On September 6, 2011, the Securities and Exchange Commission (SEC) announced that it would not seek either a rehearing by the Court of Appeals or an appeal to the U.S. Supreme Court of the recent decision vacating its proposed proxy access rule.1 As proposed, the rule would have required many companies to include shareholder director nominees in their proxy materials in certain circumstances.2
In announcing the SEC's decision, Chairman Mary L. Schapiro stated that she "remains committed to finding a way to make it easier for shareholders to nominate candidates to corporate boards." However, she also signaled that the SEC was unlikely to engage in a rewrite of the proxy access rules in the near future, as she has "asked the [SEC's] staff to continue reviewing the decision as well as the comments that [the SEC] previously received" so that the SEC may "carefully consider and learn from the [decision in order to] determine the best path forward." As a result, it is reasonable to assume that the SEC will not revisit mandatory proxy access for some time.

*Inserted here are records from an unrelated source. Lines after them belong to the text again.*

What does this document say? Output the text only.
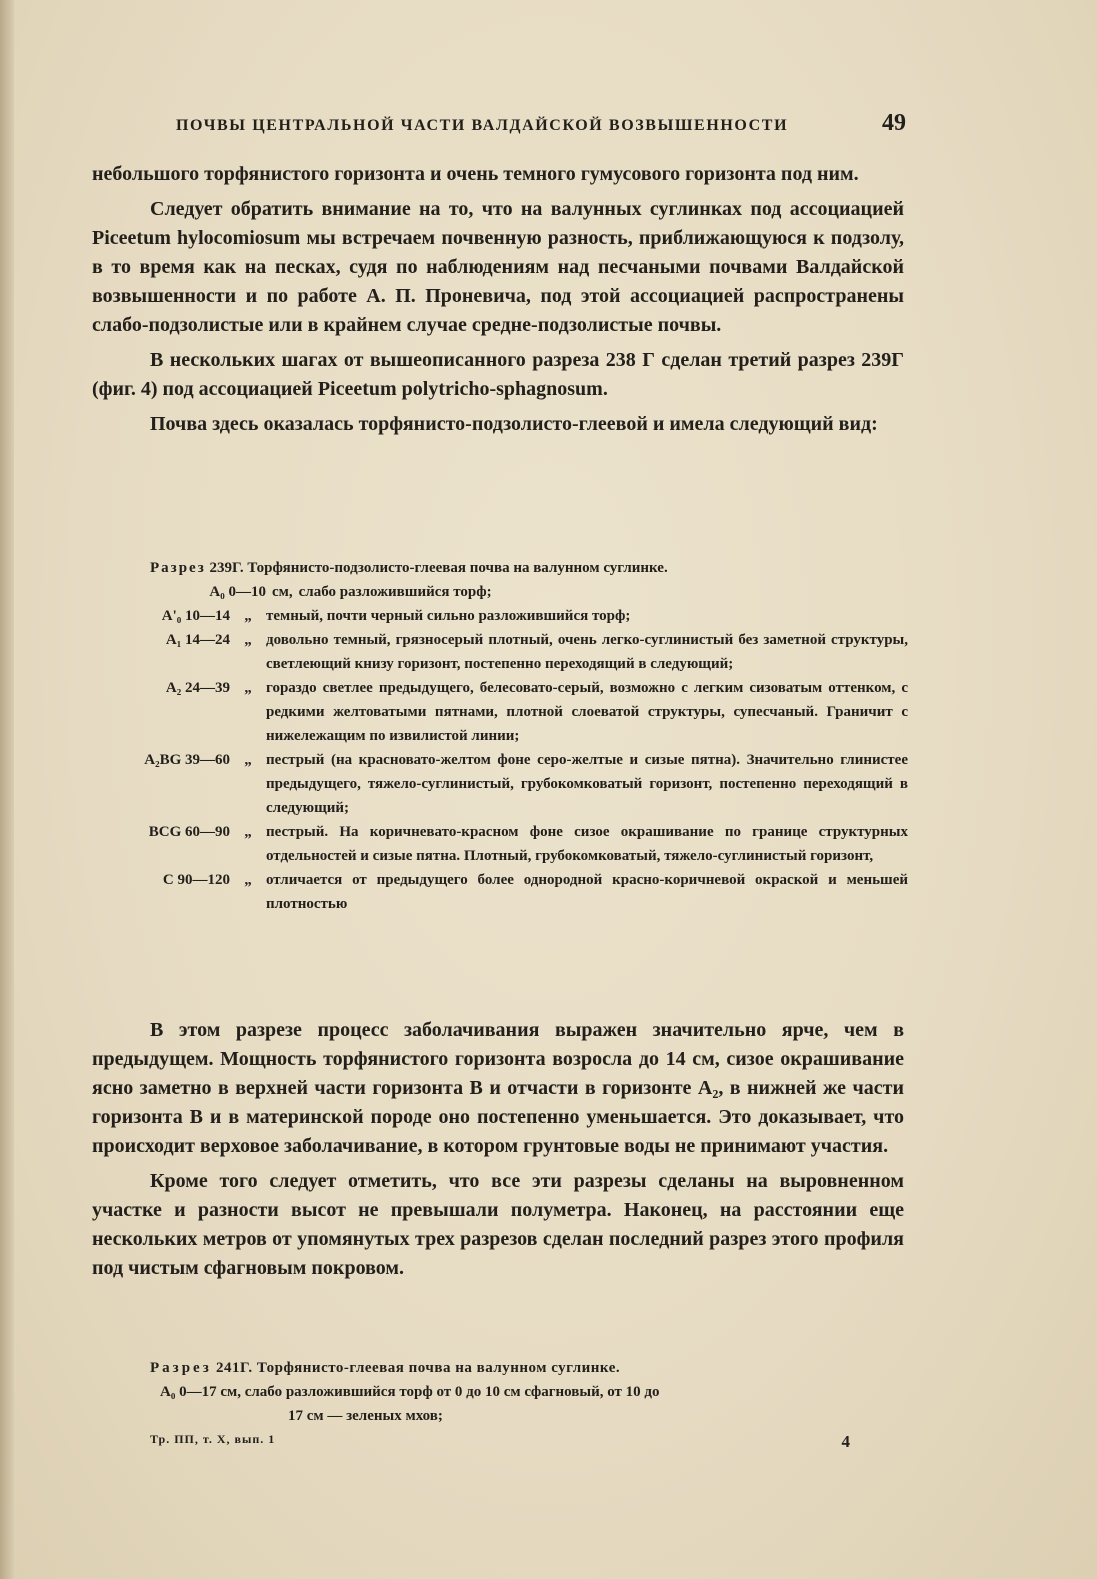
ПОЧВЫ ЦЕНТРАЛЬНОЙ ЧАСТИ ВАЛДАЙСКОЙ ВОЗВЫШЕННОСТИ	49

небольшого торфянистого горизонта и очень темного гумусового горизонта под ним.

Следует обратить внимание на то, что на валунных суглинках под ассоциацией Piceetum hylocomiosum мы встречаем почвенную разность, приближающуюся к подзолу, в то время как на песках, судя по наблюдениям над песчаными почвами Валдайской возвышенности и по работе А. П. Проневича, под этой ассоциацией распространены слабо-подзолистые или в крайнем случае средне-подзолистые почвы.

В нескольких шагах от вышеописанного разреза 238 Г сделан третий разрез 239Г (фиг. 4) под ассоциацией Piceetum polytricho-sphagnosum.

Почва здесь оказалась торфянисто-подзолисто-глеевой и имела следующий вид:

Разрез 239Г. Торфянисто-подзолисто-глеевая почва на валунном суглинке.
A₀ 0—10 см, слабо разложившийся торф;
A'₀ 10—14 „ темный, почти черный сильно разложившийся торф;
A₁ 14—24 „ довольно темный, грязносерый плотный, очень легко-суглинистый без заметной структуры, светлеющий книзу горизонт, постепенно переходящий в следующий;
A₂ 24—39 „ гораздо светлее предыдущего, белесовато-серый, возможно с легким сизоватым оттенком, с редкими желтоватыми пятнами, плотной слоеватой структуры, супесчаный. Граничит с нижележащим по извилистой линии;
A₂BG 39—60 „ пестрый (на красновато-желтом фоне серо-желтые и сизые пятна). Значительно глинистее предыдущего, тяжело-суглинистый, грубокомковатый горизонт, постепенно переходящий в следующий;
BCG 60—90 „ пестрый. На коричневато-красном фоне сизое окрашивание по границе структурных отдельностей и сизые пятна. Плотный, грубокомковатый, тяжело-суглинистый горизонт,
C 90—120 „ отличается от предыдущего более однородной красно-коричневой окраской и меньшей плотностью

В этом разрезе процесс заболачивания выражен значительно ярче, чем в предыдущем. Мощность торфянистого горизонта возросла до 14 см, сизое окрашивание ясно заметно в верхней части горизонта В и отчасти в горизонте A₂, в нижней же части горизонта В и в материнской породе оно постепенно уменьшается. Это доказывает, что происходит верховое заболачивание, в котором грунтовые воды не принимают участия.

Кроме того следует отметить, что все эти разрезы сделаны на выровненном участке и разности высот не превышали полуметра. Наконец, на расстоянии еще нескольких метров от упомянутых трех разрезов сделан последний разрез этого профиля под чистым сфагновым покровом.

Разрез 241Г. Торфянисто-глеевая почва на валунном суглинке.
A₀ 0—17 см, слабо разложившийся торф от 0 до 10 см сфагновый, от 10 до
17 см — зеленых мхов;
Тр. ПП, т. X, вып. 1	4
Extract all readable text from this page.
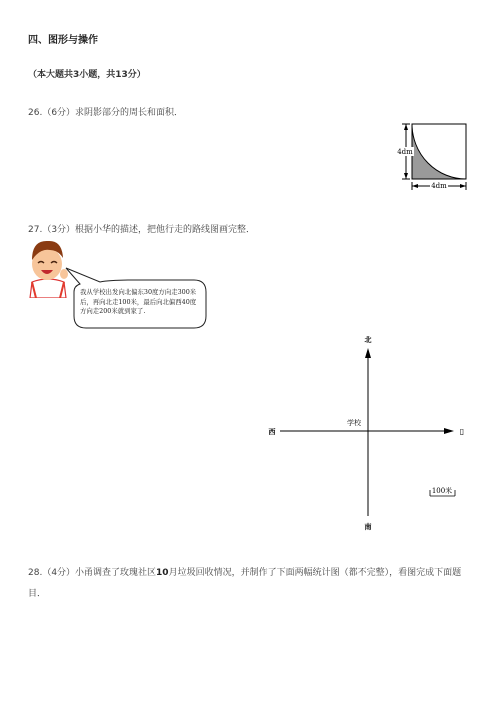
四、图形与操作
（本大题共3小题，共13分）
26.（6分）求阴影部分的周长和面积．
4dm
4dm
27.（3分）根据小华的描述，把他行走的路线图画完整．
我从学校出发向北偏东30度方向走300米后，再向北走100米，最后向北偏西40度方向走200米就到家了.
北
南
西	▯
学校
100米
28.（4分）小甬调查了玫瑰社区10月垃圾回收情况，并制作了下面两幅统计图（都不完整），看图完成下面题目．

Notwithstanding its decision not to appeal, the SEC confirmed that the previously proposed amendments to Rule 14a-8—the effectiveness of which had been voluntarily stayed by the SEC pending the outcome of the litigation challenging the larger proxy access rule—would become effective on September 13, 2011, "absent further [SEC] action."3 These amendments permit eligible shareholders to include proposals regarding the adoption of proxy access procedures in a company's proxy statement through the Rule 14a-8 shareholder proposal process. As the SEC stated, through "this procedure, shareholders and companies have the opportunity to establish proxy access standards on a company-by-company basis—rather than a specified standard like that contained in" the proposed proxy access rule.